In the early 90s, pretty much the only thing open in downtown Vancouver after Lamplighter kicked everyone out were hole-in-the-wall, buck a slice pizza places. Storefronts used to have lines as long as a block in front of them at 2 am (particularly that one on Robson). Sure, sober, it was horrible pizza, but late night, with friends, it was just the thing.

Vancouver is almost unrecognizable to me now, downtown in particular. I spent two weeks there in 2010 for the Olympics and had to relearn the city and its restaurants from scratch.
posted by bonehead at 9:07 AM on August 21, 2013 [1 favorite]


in the same way that, say, Ottawa is decidedly not

Ottawa definitely does not have anything like the food culture of Montreal, but in my last few visits back there I have been impressed that they at least try to stay somewhat current. More of a follower in the restaurant business than a leader, but not bad. A friend of mine actually runs a restaurant there that I haven't had a chance to eat at yet, but the reviews seem positive and the menu sounds pretty good (albeit with the ubiquitous trendy gourmet poutine in the mix).
posted by Hoopo at 9:42 AM on August 21, 2013


Hoopo: What's your friend's restaurant?
posted by aclevername at 10:00 AM on August 21, 2013


Just returned from four days there. I now want to move there each summer. So much fun. People were all so friendly and patient (rare where I am from). The food was amazing. Beers were okay. I found a lot of the local brews lacking somehow. But I still managed to sample a lot of them.

Did have poutine at La Banquise upon arrival. I am not unfamiliar with poutine arts and have to say I was disappointed. Best poutine I have ever had is from a little fry truck in rural Ontario. I would tell you where but it has suddenly escaped me......
posted by WickedPissah at 10:12 AM on August 21, 2013


It's Farb's Kitchen & Wine Bar
posted by Hoopo at 12:13 PM on August 21, 2013


The "We love the Blackhawks!" was really saying "We hate the Bruins and you are playing against them/beat them!"

So what you're saying is that the Blackhawks might have even more fair weather fans in Montreal this year than they did in Chicago? That's truly saying something.
posted by MCMikeNamara at 12:39 PM on August 21, 2013


My reading was more like a) Montreal service workers are polite and b) Montrealers watch a lot of hockey and c) the Blackhawks may be the only thing an average Montrealer knows about Chicago
posted by GuyZero at 12:41 PM on August 21, 2013


No, GuyZero, the beer festival is around the same time as the Stanley Cup, and Montrealers really, really hate the Bruins. Everyone actively liked and rooted for the Blackhawks this spring. They meant what they said.
posted by jeather at 1:04 PM on August 21, 2013


The "We love the Blackhawks!" was really saying "We hate the Bruins and you are playing against them/beat them!" (I haven't bothered to check the dates of the beer festival against the Stanley Cup finals.) Before this year, we were totally indifferent to the Blackhawks.

The MDLB was just before the finals.

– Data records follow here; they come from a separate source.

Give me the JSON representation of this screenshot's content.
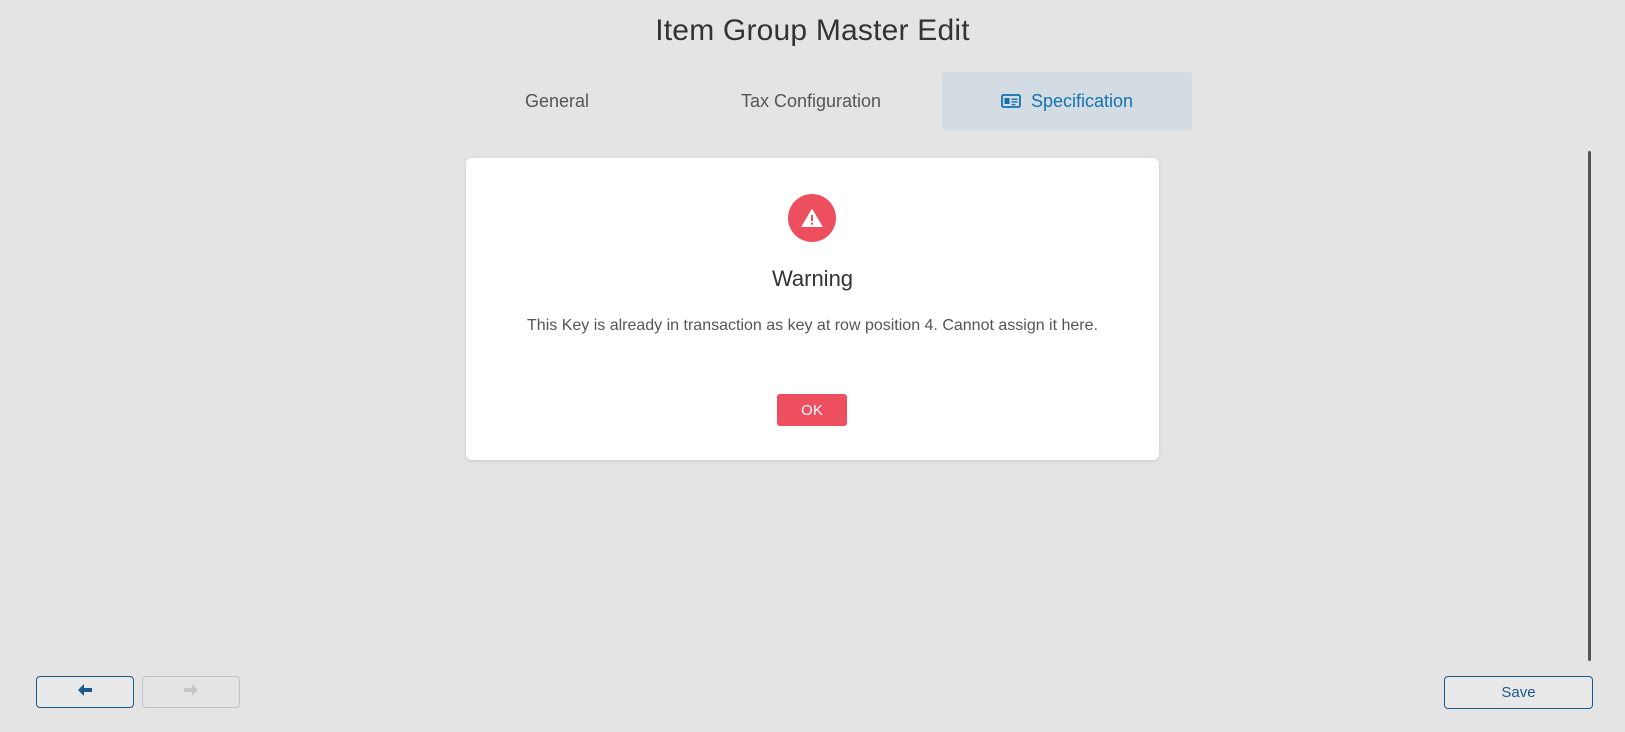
{
  "page": {
    "title": "Item Group Master Edit"
  },
  "tabs": [
    {
      "label": "General",
      "active": false
    },
    {
      "label": "Tax Configuration",
      "active": false
    },
    {
      "label": "Specification",
      "active": true,
      "icon": "id-card-icon"
    }
  ],
  "dialog": {
    "icon": "warning-triangle-icon",
    "title": "Warning",
    "message": "This Key is already in transaction as key at row position 4. Cannot assign it here.",
    "ok_label": "OK"
  },
  "footer": {
    "back_icon": "arrow-left-icon",
    "forward_icon": "arrow-right-icon",
    "forward_disabled": true,
    "save_label": "Save"
  },
  "colors": {
    "accent": "#1472b0",
    "danger": "#ed4f5f",
    "background": "#e4e4e4",
    "active_tab_bg": "#d3dce3"
  }
}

I've liked the Hawks in the last few years since they're a nice team to watch, but like pretty much everybody in Mtl, I LOATHE the Bruins, so Go BlackHawks!

As for poutine, I concur, you don't come to Mtl for good poutine since it's pretty much nowhere to be found in this town. Poutine is about the cheese curds, they have to squick when you bite them, so that would be Ashton in Qc city or one of the places in the townships that use Coaticook cheese curds (obviously many people will disagree with me about the availability of good poutine in Mtl).

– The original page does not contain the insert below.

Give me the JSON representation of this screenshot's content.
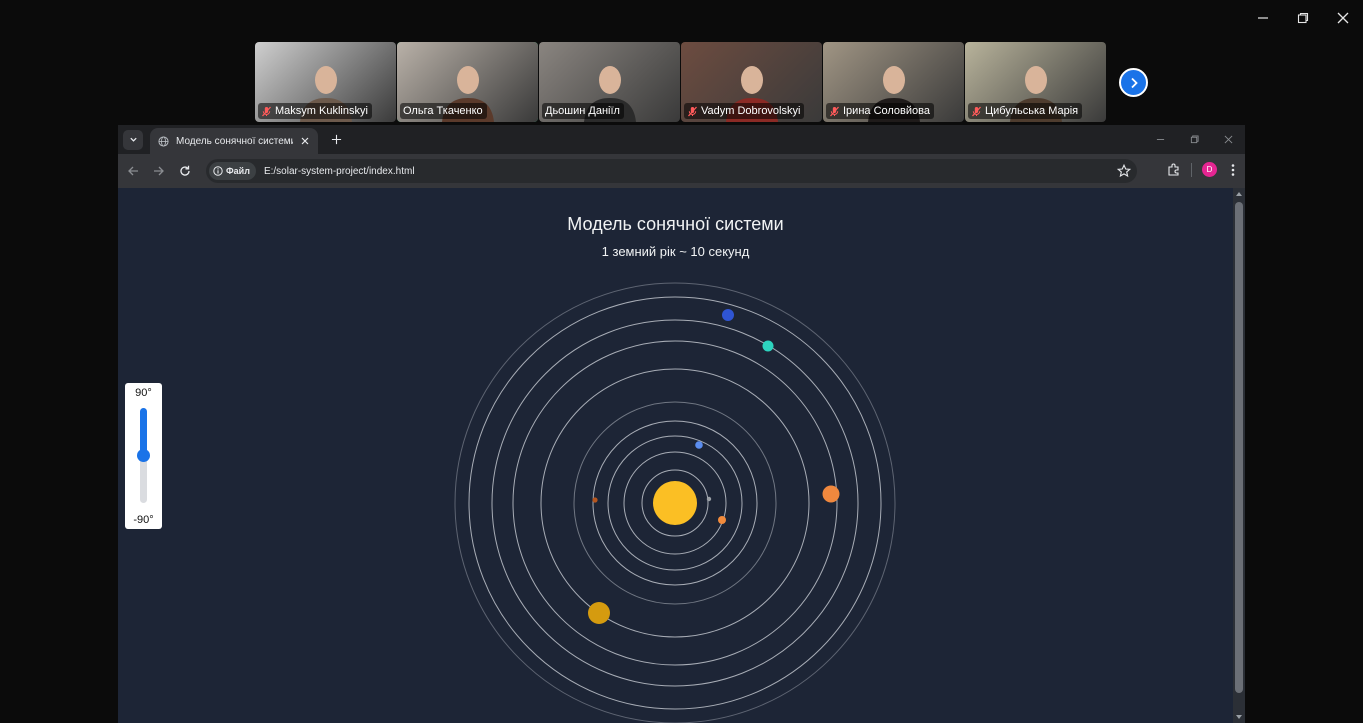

For good Vietnamese food (well pho at least), go to Pho Tay Ho on St-Denis corner of Beaubien, it's very good.
posted by coust at 1:21 PM on August 21, 2013


Farb's Kitchen & Wine Bar

I think we've been there. They were very good.
posted by bonehead at 2:31 PM on August 21, 2013 [1 favorite]


We had terrible food everywhere we went in Montreal; it was very disappointing. Obviously, we went to all the wrong places, and although we had a fabulous time, and two exceptional rounds of cocktails, all the food except the coffee at the mediocre crepe place was . . . unremarkable or not good.

I like poutine, but it's easy to make, and the stuff I make at home (with fries from the burger joint on the block) was better than the poutine we had in Montreal.

I feel I was cheated and need to go back to Montreal, immediately!